(no title)
cjf101
|
1 year ago
There was a bunch of reporting on how AI companies and researchers were using tools that ignored robots.txt. It's a "polite request" that these companies had a strong incentive to ignore, so they did. That incentive is still there, so it is likely that some of them will continue to do so.
Ukv|1 year ago
If we're thinking of the same reporting, it was based on a claim by TollBit (a content licensing startup) which was in turn based the fact that "Perplexity had a feature where a user could prompt a specific URL within the answer engine to summarize it". Actions performed by tools acting as a user agent (like archive.today, or webpage-to-PDF site, or a translation site) aren't crawlers and aren't what robots.txt is designed for, but either way the feature is disabled now.

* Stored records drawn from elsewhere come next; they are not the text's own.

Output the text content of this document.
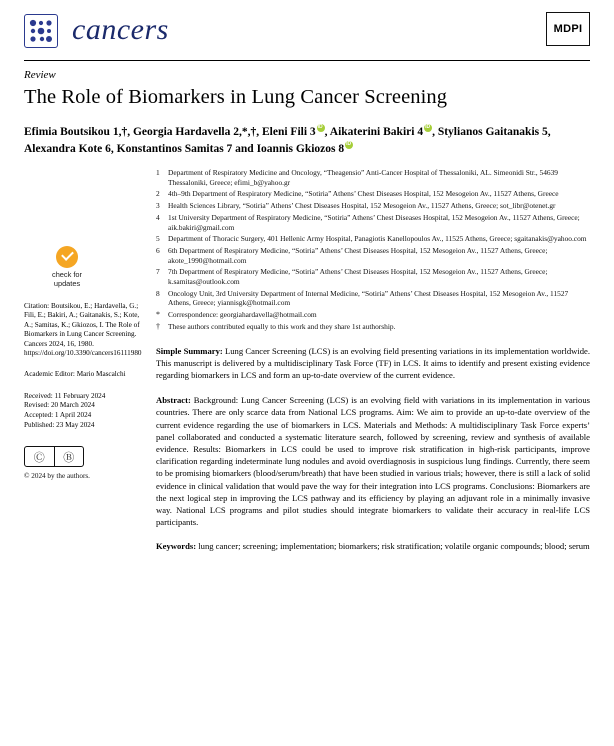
cancers	MDPI
Review
The Role of Biomarkers in Lung Cancer Screening
Efimia Boutsikou 1,†, Georgia Hardavella 2,*,†, Eleni Fili 3 iD , Aikaterini Bakiri 4 iD , Stylianos Gaitanakis 5,
Alexandra Kote 6, Konstantinos Samitas 7 and Ioannis Gkiozos 8iD
check for
updates
Citation: Boutsikou, E.; Hardavella, G.; Fili, E.; Bakiri, A.; Gaitanakis, S.; Kote, A.; Samitas, K.; Gkiozos, I. The Role of Biomarkers in Lung Cancer Screening. Cancers 2024, 16, 1980. https://doi.org/10.3390/cancers16111980
Academic Editor: Mario Mascalchi
Received: 11 February 2024
Revised: 20 March 2024
Accepted: 1 April 2024
Published: 23 May 2024
Ⓒ	Ⓑ
© 2024 by the authors.
1	Department of Respiratory Medicine and Oncology, “Theagensio” Anti-Cancer Hospital of Thessaloniki, AL. Simeonidi Str., 54639 Thessaloniki, Greece; efimi_b@yahoo.gr
2	4th–9th Department of Respiratory Medicine, “Sotiria” Athens’ Chest Diseases Hospital, 152 Mesogeion Av., 11527 Athens, Greece
3	Health Sciences Library, “Sotiria” Athens’ Chest Diseases Hospital, 152 Mesogeion Av., 11527 Athens, Greece; sot_libr@otenet.gr
4	1st University Department of Respiratory Medicine, “Sotiria” Athens’ Chest Diseases Hospital, 152 Mesogeion Av., 11527 Athens, Greece; aik.bakiri@gmail.com
5	Department of Thoracic Surgery, 401 Hellenic Army Hospital, Panagiotis Kanellopoulos Av., 11525 Athens, Greece; sgaitanakis@yahoo.com
6	6th Department of Respiratory Medicine, “Sotiria” Athens’ Chest Diseases Hospital, 152 Mesogeion Av., 11527 Athens, Greece; akote_1990@hotmail.com
7	7th Department of Respiratory Medicine, “Sotiria” Athens’ Chest Diseases Hospital, 152 Mesogeion Av., 11527 Athens, Greece; k.samitas@outlook.com
8	Oncology Unit, 3rd University Department of Internal Medicine, “Sotiria” Athens’ Chest Diseases Hospital, 152 Mesogeion Av., 11527 Athens, Greece; yiannisgk@hotmail.com
*	Correspondence: georgiahardavella@hotmail.com
†	These authors contributed equally to this work and they share 1st authorship.
Simple Summary: Lung Cancer Screening (LCS) is an evolving field presenting variations in its implementation worldwide. This manuscript is delivered by a multidisciplinary Task Force (TF) in LCS. It aims to identify and present existing evidence regarding biomarkers in LCS and form an up-to-date overview of the current evidence.
Abstract: Background: Lung Cancer Screening (LCS) is an evolving field with variations in its implementation in various countries. There are only scarce data from National LCS programs. Aim: We aim to provide an up-to-date overview of the current evidence regarding the use of biomarkers in LCS. Materials and Methods: A multidisciplinary Task Force experts’ panel collaborated and conducted a systematic literature search, followed by screening, review and synthesis of available evidence. Results: Biomarkers in LCS could be used to improve risk stratification in high-risk participants, improve clarification regarding indeterminate lung nodules and avoid overdiagnosis in suspicious lung findings. Currently, there seem to be promising biomarkers (blood/serum/breath) that have been studied in various trials; however, there is still a lack of solid evidence in clinical validation that would pave the way for their integration into LCS programs. Conclusions: Biomarkers are the next logical step in improving the LCS pathway and its efficiency by playing an adjuvant role in a minimally invasive way. National LCS programs and pilot studies should integrate biomarkers to validate their accuracy in real-life LCS participants.
Keywords: lung cancer; screening; implementation; biomarkers; risk stratification; volatile organic compounds; blood; serum
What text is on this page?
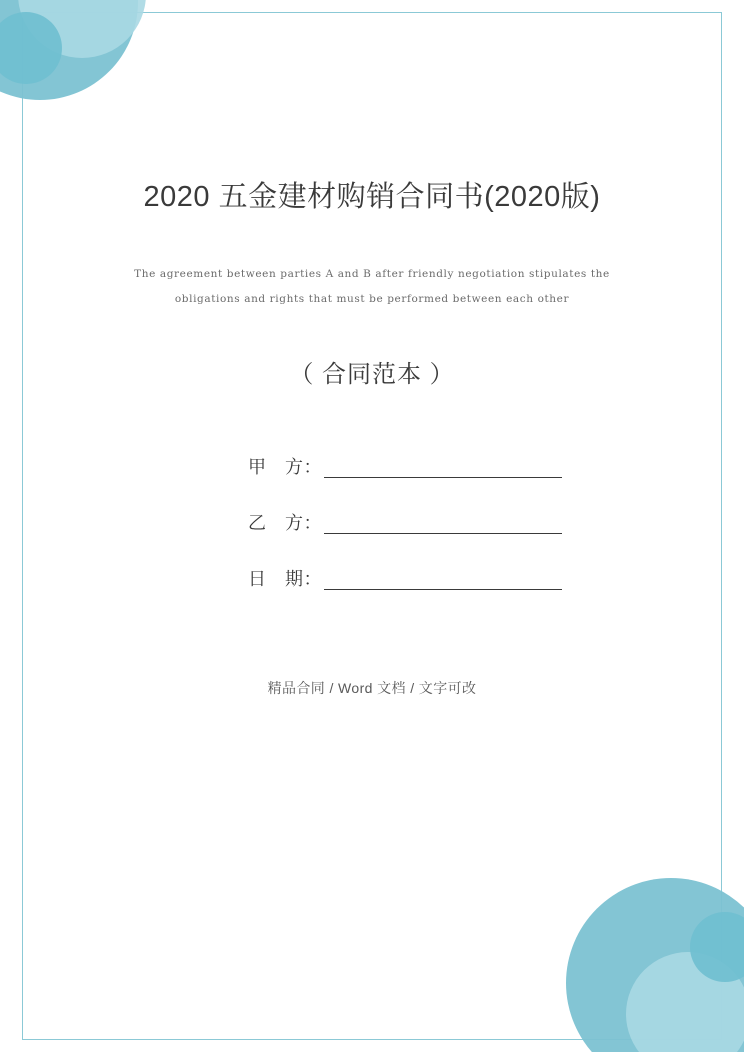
2020 五金建材购销合同书(2020版)

The agreement between parties A and B after friendly negotiation stipulates the

obligations and rights that must be performed between each other

（ 合同范本 ）

甲　方：
乙　方：
日　期：

精品合同 / Word 文档 / 文字可改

[0]: https://commoncrawl.org/faq
[1]: https://platform.openai.com/docs/bots
[2]: https://support.anthropic.com/en/articles/8896518-does-anthr...

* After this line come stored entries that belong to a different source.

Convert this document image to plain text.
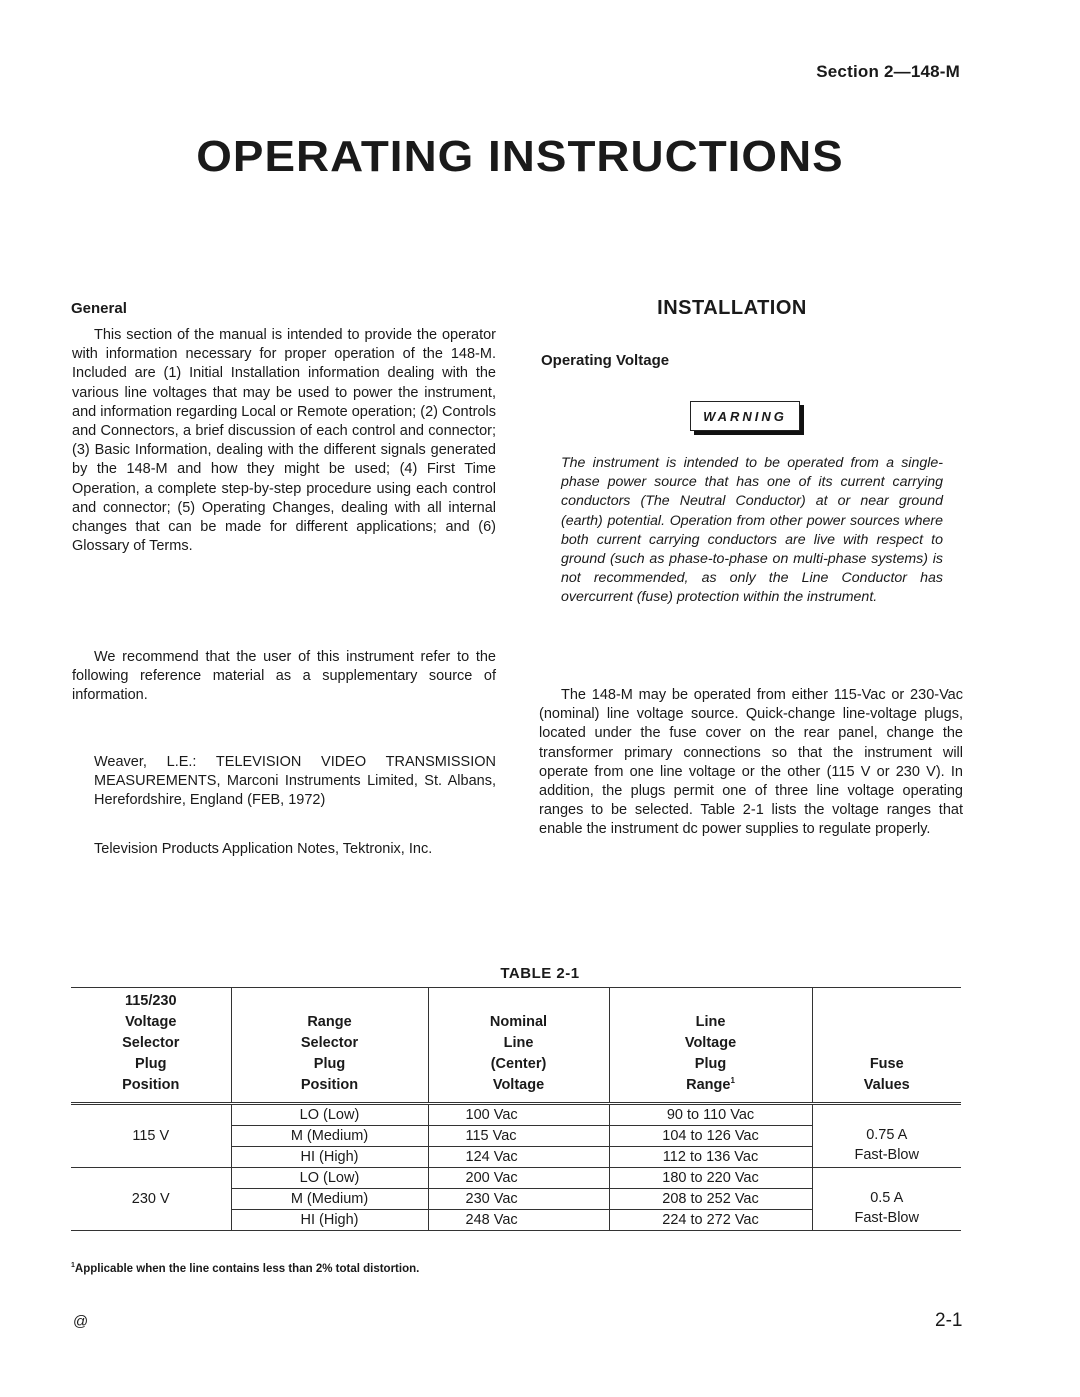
Section 2—148-M
OPERATING INSTRUCTIONS
General

This section of the manual is intended to provide the operator with information necessary for proper operation of the 148-M. Included are (1) Initial Installation information dealing with the various line voltages that may be used to power the instrument, and information regarding Local or Remote operation; (2) Controls and Connectors, a brief discussion of each control and connector; (3) Basic Information, dealing with the different signals generated by the 148-M and how they might be used; (4) First Time Operation, a complete step-by-step procedure using each control and connector; (5) Operating Changes, dealing with all internal changes that can be made for different applications; and (6) Glossary of Terms.

We recommend that the user of this instrument refer to the following reference material as a supplementary source of information.

Weaver, L.E.: TELEVISION VIDEO TRANSMISSION MEASUREMENTS, Marconi Instruments Limited, St. Albans, Herefordshire, England (FEB, 1972)

Television Products Application Notes, Tektronix, Inc.

INSTALLATION
Operating Voltage
WARNING

The instrument is intended to be operated from a single-phase power source that has one of its current carrying conductors (The Neutral Conductor) at or near ground (earth) potential. Operation from other power sources where both current carrying conductors are live with respect to ground (such as phase-to-phase on multi-phase systems) is not recommended, as only the Line Conductor has overcurrent (fuse) protection within the instrument.

The 148-M may be operated from either 115-Vac or 230-Vac (nominal) line voltage source. Quick-change line-voltage plugs, located under the fuse cover on the rear panel, change the transformer primary connections so that the instrument will operate from one line voltage or the other (115 V or 230 V). In addition, the plugs permit one of three line voltage operating ranges to be selected. Table 2-1 lists the voltage ranges that enable the instrument dc power supplies to regulate properly.

TABLE 2-1
115/230
Voltage
Selector
Plug
Position

Range
Selector
Plug
Position

Nominal
Line
(Center)
Voltage

Line
Voltage
Plug
Range$^1$

Fuse
Values

115 V	LO (Low)	100 Vac	90 to 110 Vac	0.75 A
Fast-Blow

	M (Medium)	115 Vac	104 to 126 Vac	
	HI (High)	124 Vac	112 to 136 Vac	
230 V	LO (Low)	200 Vac	180 to 220 Vac	0.5 A
Fast-Blow

	M (Medium)	230 Vac	208 to 252 Vac	
	HI (High)	248 Vac	224 to 272 Vac	
$^1$Applicable when the line contains less than 2% total distortion.
@	2-1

[3]: https://blog.google/technology/ai/an-update-on-web-publisher...
cjf101|1 year ago
https://www.wired.com/story/perplexity-is-a-bullshit-machine...
It takes this sort of critical scrutiny, otherwise mechanisms like robots.txt do get ignored, whether willfully or mistakenly.
FrustratedMonky|1 year ago
The companies that are ignoring robots.txt, are also probably the companies not advertising that they are ignoring robots.txt.